Want to work, want to employ; accessing benefits, recruiting and retaining staff – the prosperity conundrum.

A couple of weeks ago I heard Ingun Borg, Principle Research Officer from the Department of Work and Pensions, talk at the Eating Affordances and Decent Helping conference in Sheffield. I thought I was fairly well up on multi-agency work and the dynamics involved in the labour market. What a novice I proved to be sat there in the audience! Universal Credit and its impact is far reaching and has the ability to threaten or offer-up economic opportunity, depending on how well it is understood and implemented across the board – right from the public sector through to industry. There are jobs (hundreds of them) out there in Greater Manchester in the food and beverage sector alone.
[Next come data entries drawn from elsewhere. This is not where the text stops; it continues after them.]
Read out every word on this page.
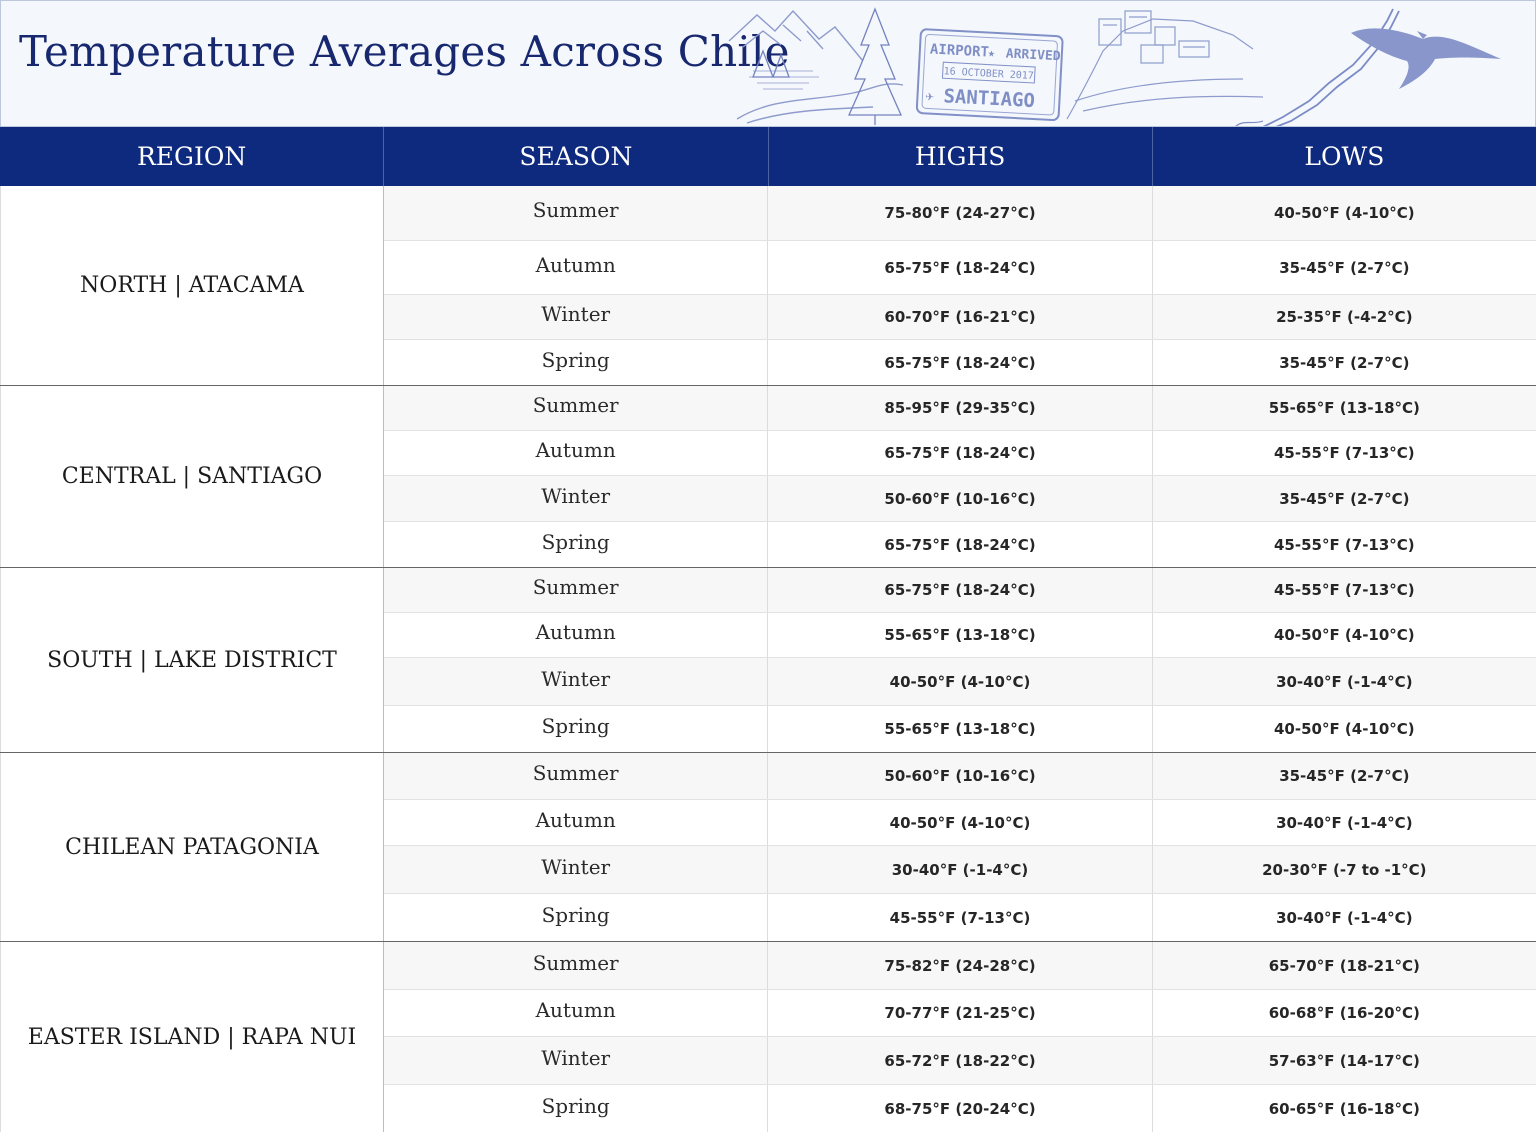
Temperature Averages Across Chile	AIRPORT
★ ARRIVED
16 OCTOBER 2017
✈ SANTIAGO
REGION	SEASON	HIGHS	LOWS
NORTH | ATACAMA
Summer	75-80°F (24-27°C)	40-50°F (4-10°C)
Autumn	65-75°F (18-24°C)	35-45°F (2-7°C)
Winter	60-70°F (16-21°C)	25-35°F (-4-2°C)
Spring	65-75°F (18-24°C)	35-45°F (2-7°C)
CENTRAL | SANTIAGO
Summer	85-95°F (29-35°C)	55-65°F (13-18°C)
Autumn	65-75°F (18-24°C)	45-55°F (7-13°C)
Winter	50-60°F (10-16°C)	35-45°F (2-7°C)
Spring	65-75°F (18-24°C)	45-55°F (7-13°C)
SOUTH | LAKE DISTRICT
Summer	65-75°F (18-24°C)	45-55°F (7-13°C)
Autumn	55-65°F (13-18°C)	40-50°F (4-10°C)
Winter	40-50°F (4-10°C)	30-40°F (-1-4°C)
Spring	55-65°F (13-18°C)	40-50°F (4-10°C)
CHILEAN PATAGONIA
Summer	50-60°F (10-16°C)	35-45°F (2-7°C)
Autumn	40-50°F (4-10°C)	30-40°F (-1-4°C)
Winter	30-40°F (-1-4°C)	20-30°F (-7 to -1°C)
Spring	45-55°F (7-13°C)	30-40°F (-1-4°C)
EASTER ISLAND | RAPA NUI
Summer	75-82°F (24-28°C)	65-70°F (18-21°C)
Autumn	70-77°F (21-25°C)	60-68°F (16-20°C)
Winter	65-72°F (18-22°C)	57-63°F (14-17°C)
Spring	68-75°F (20-24°C)	60-65°F (16-18°C)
Surveys carried out by local housing associations show it is the number one area young people want to work in. But what if they have families? And why, if we have ready and willing people and employment opportunity, does there feel such a stalemate?

Could this be due, in part, to the change from ‘in-work’ benefits to the Universal Credit system, the new way of bringing together and simplifying the benefits system?

In-work benefits have now been swallowed up by the Universal Credit system, the new in-work ‘conditionality’ now links to working hours and is likely to affect around 1 million workers. In order to claim Universal Credit, individuals and their partners have to comply with an earnings threshold in order to receive their payments, and this forms part of their ‘progression’ contractual obligations. In essence, the government wants people to earn more and is pushing for upwards progression, out of dependency.

Claimants have various options to try and satisfy this; ask for more money for the same job, ask for more hours, get a better paid job or seek alternative/additional employment with more hours. This leads to more insecure work and can prove very tricky for families to manage. Families have to become better and better at operating and functioning, developing household strategies that enable them to be able to live and work, getting ever more complicated with more employers and more ad hoc working (due to factors such as zero-hours contracts and working multiple jobs). These strategies have a knock-on effect on their families and wider social networks. Grandparents, neighbours and friends who act as childcare, logistics providers and extended carers are all impacted.

The importance of these local social networks in enabling employment entry and sustainability cannot be underestimated. For lone parents this is even more tricky with the whole family involved to enable the parent to provide for their family. ‘Household coordination points’ and infrastructure of everyday life such as the ability to access a car, utilise or afford breakfast/after school clubs or simply being in the locality of your employer all determine where and how many can work. This all serves to put added pressure on the workers and ultimately employers need to be able and willing to accommodate this challenge in order to be able to access the full spectrum of today’s labour market.

Around two-thirds of Universal Credit claimants are in work. So when planning the next recruitment drive for living wage staff on zero-hours contracts maybe there won’t be quite so many CVs landing in employers’ inboxes. Will the tide shift, whereby large corporate organisations have to support their staff on an individual basis at local level, finally be picked up through new HR strategies? And will we see more and more over 50s seek to provide this necessary buffer, leaving work prior to national state pension age in order to support their own families’ childcare needs? What will be the economic trend look like, the health and social care burden? Looking at whole systems approaches, this blog started on the back of being able to afford to eat or being able to access food of an adequate nutrition and ended with ageing badly for those most disadvantaged. Not through our usual direct cause and effect route, such as diet-related ill-health but something far more complex and ugly.